As we approached the last hour of the day, as previously mentioned, a bowtie-wearing-Dr. Rengstorf, projected a timer (that was accurate to the millisecond, might I add), counting down to midnight- our deadline. After our final proofreading (an exaggeration; we barely skimmed it), my team and I decided to submit our report by clicking the submit button together, and became the second team to submit our report. And yes, the spreadsheet tracking the Google Forms submission was also being projected, if the millisecond timer wasn’t enough reminder of slipping time. 

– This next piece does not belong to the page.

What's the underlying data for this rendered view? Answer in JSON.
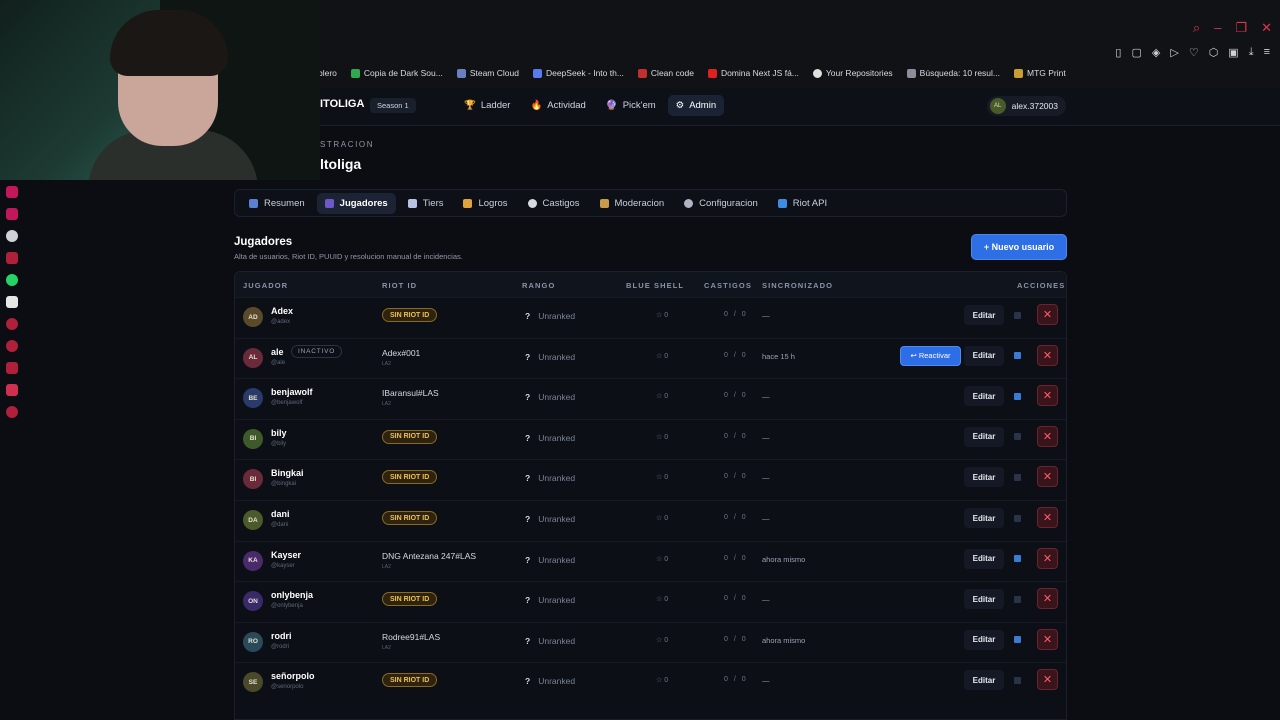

W’s all over after the submission.

Once submitted, we decided to take a walk outside the infamous dungeon, in the Vivian-approximated 40 miles per hour New Mexico winds. Surrounded by vivid streaks of lightning (also videographed by Vivian), I realised how much closer I was to my teammates, and how much I was going to miss working and spending time with them- may it be trying and failing to AutoFocus, calling Zach (NMSU telescope top-dog) at midnight or going cloud-watching at 2 am. Trauma did really bond us to each other. Well, that is probably a justifiable argument for all the friendships we made at the Student Suffering Program. 

Post OD euphoria (euphemism, I think not) caught in 4k, along with a Dr. Anderson lookalike.

Adhering to the numerous neon-orange sticky notes on the door, we made our way back to the Biology Annex with the Astronomy classroom by 11:55 pm, where we saw the same relief we felt submitting our report take over the faces of our dearest friends, and then proceeded to fight those same people in a battle to the death over stickers to be stuck for our respective teams on the progress chart. 

War is over.

Shortly after, we were all pleasantly surprised by Domino’s Pizza, which- safe to say- was the best tasting pizza I have had in my entire life (pizza six hours after dinner at 1 am do be hitting different). Despite the fact that the pizza was indeed a surprise, the most surprising part about that extravaganza wasn’t the pizza itself, rather it was the fact that we were eating the pizza inside the dungeon. Moments before the heavenly boxes of pizza were bestowed upon us, our TA, Toothless, had prohibited my teammate and I from eating a measly granola bar (that he had given to us) inside the classroom. So you can imagine my surprise when all 42 of us were eating pizza and drinking pink-coloured drinks within the confines of our classroom– my bad– dungeon.

Cosplay inspiration Dr. Anderson, overshadowed by the remains of our OD report spoils.
Toothless asking us what we think.

As we walked back to the dorms at an unrespectable hour, we realised how much we had accomplished in a mere five weeks, and how far we’d come- not only as students, but as people, as teammates, as roommates, and as a family. For my friends and I, we proceeded to hang out (within the boundaries and our curfew of course) right outside our dorm building, laughing and lamenting over all the memories we’d made; including one we made mere minutes ago, when a girl who totally wasn’t drunk screamed she loved us at the top of her lungs (shoutout to my ogs: rachel, arjun and sri). Laying down in my bed that night, I knew I had my answer about the question I had asked myself at the beginning of SSP- will this truly be the best summer of my life? I’ll leave figuring out what my answer was to you, as an exercise to the reader.